Yup, I was actually going to say something about that, but figured the TL foreign key would just cause the same result as the member foreign key. So either Member ↔ TrustLevel foreign key cannot be NOT NULL, or maybe TrustLevel could be set up as an enum/type which would remove the created_by, last_updated_by references. Fortunately this is the only (non-member) foreign key in the member table.

I’m still a bit curious if adding the member as the created_by_member works, but I wouldn’t waste time on it.

It seems a strategy will need to be created to perform a full install. A system member will need to create default data in TrustLevel and possibly any other lookup type tables as part of the install - also enums. (I’m getting more and more convinced we need at least one non-human member)

So assume trust_level_id is a nullable FK for the member table and I’ll make it like that for the next schema proposal and ask if that alternative is preferred over making trust_level an enum.
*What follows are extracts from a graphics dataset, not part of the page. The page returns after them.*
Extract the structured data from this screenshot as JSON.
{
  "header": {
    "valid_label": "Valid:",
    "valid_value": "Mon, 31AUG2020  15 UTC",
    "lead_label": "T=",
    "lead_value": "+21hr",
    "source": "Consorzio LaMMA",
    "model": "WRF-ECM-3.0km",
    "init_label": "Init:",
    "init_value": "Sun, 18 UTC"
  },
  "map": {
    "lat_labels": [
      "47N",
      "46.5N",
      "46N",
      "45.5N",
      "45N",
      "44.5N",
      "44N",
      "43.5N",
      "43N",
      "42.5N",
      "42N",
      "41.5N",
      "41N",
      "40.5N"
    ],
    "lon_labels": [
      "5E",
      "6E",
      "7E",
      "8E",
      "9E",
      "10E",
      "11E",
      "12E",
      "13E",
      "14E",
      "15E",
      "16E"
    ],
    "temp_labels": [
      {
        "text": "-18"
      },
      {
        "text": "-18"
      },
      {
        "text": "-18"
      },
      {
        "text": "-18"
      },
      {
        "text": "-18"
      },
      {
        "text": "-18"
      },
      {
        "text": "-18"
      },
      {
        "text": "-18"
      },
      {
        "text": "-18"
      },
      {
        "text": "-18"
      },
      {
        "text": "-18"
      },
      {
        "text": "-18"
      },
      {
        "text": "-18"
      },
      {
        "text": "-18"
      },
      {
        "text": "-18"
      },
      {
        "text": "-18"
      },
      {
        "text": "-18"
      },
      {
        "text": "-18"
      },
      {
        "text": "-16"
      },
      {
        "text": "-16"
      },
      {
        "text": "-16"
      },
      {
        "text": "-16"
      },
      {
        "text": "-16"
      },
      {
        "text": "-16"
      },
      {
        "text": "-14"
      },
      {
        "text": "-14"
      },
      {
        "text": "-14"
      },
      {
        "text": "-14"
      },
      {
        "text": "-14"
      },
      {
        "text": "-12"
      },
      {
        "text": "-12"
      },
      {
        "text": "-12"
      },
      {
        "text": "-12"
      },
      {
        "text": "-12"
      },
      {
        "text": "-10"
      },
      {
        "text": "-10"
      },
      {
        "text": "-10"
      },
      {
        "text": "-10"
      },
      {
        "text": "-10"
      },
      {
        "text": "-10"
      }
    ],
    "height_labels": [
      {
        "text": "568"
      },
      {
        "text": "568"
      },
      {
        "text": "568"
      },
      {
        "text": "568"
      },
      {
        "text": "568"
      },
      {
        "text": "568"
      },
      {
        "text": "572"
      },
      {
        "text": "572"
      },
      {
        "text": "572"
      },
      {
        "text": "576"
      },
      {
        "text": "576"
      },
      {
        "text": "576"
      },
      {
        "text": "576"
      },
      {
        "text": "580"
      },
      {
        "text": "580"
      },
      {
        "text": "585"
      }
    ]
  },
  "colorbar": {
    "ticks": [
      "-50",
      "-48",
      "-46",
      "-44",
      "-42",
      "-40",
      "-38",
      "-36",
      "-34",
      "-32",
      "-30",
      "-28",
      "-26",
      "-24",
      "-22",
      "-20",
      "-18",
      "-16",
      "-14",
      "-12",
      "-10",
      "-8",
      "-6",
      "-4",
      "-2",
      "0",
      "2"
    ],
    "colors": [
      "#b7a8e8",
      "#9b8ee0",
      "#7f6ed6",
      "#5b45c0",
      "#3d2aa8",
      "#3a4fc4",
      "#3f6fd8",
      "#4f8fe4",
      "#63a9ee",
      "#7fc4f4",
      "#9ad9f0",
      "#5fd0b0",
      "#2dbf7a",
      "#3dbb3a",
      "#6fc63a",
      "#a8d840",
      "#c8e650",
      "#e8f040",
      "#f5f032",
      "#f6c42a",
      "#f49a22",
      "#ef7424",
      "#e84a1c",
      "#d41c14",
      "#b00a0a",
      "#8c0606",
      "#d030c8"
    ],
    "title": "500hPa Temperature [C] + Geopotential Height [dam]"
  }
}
Well sadly the following doesn’t work too:

    communityMember = new Member
     {
      DisplayName = "Codidact Community",
      Bio = "The codidact community manifested",
     };
     communityMember.CreatedByMember = communityMember;
     communityMember.LastModifiedByMember = communityMember;

     context.Members.Add(communityMember);
     context.SaveChanges();

It wouldn’t work if you wrote pure SQL too and EF isn’t some voodoo magic.
So I am going to let the createdMemberById/lastmodifiedbyMemberId be null

1 Like

Agreed; it’s smoke and mirrors. I guessed/hoped there was some temp creation going on in the background to satisfy constraints

Yup, works for me. As I said, I’ll set that in pgModeler, announce it in the next round and see if there’s any disagreement. The keys could still be set in a second SaveChanges call within a transaction so any error on setting the keys would roll back the entire creation attempt.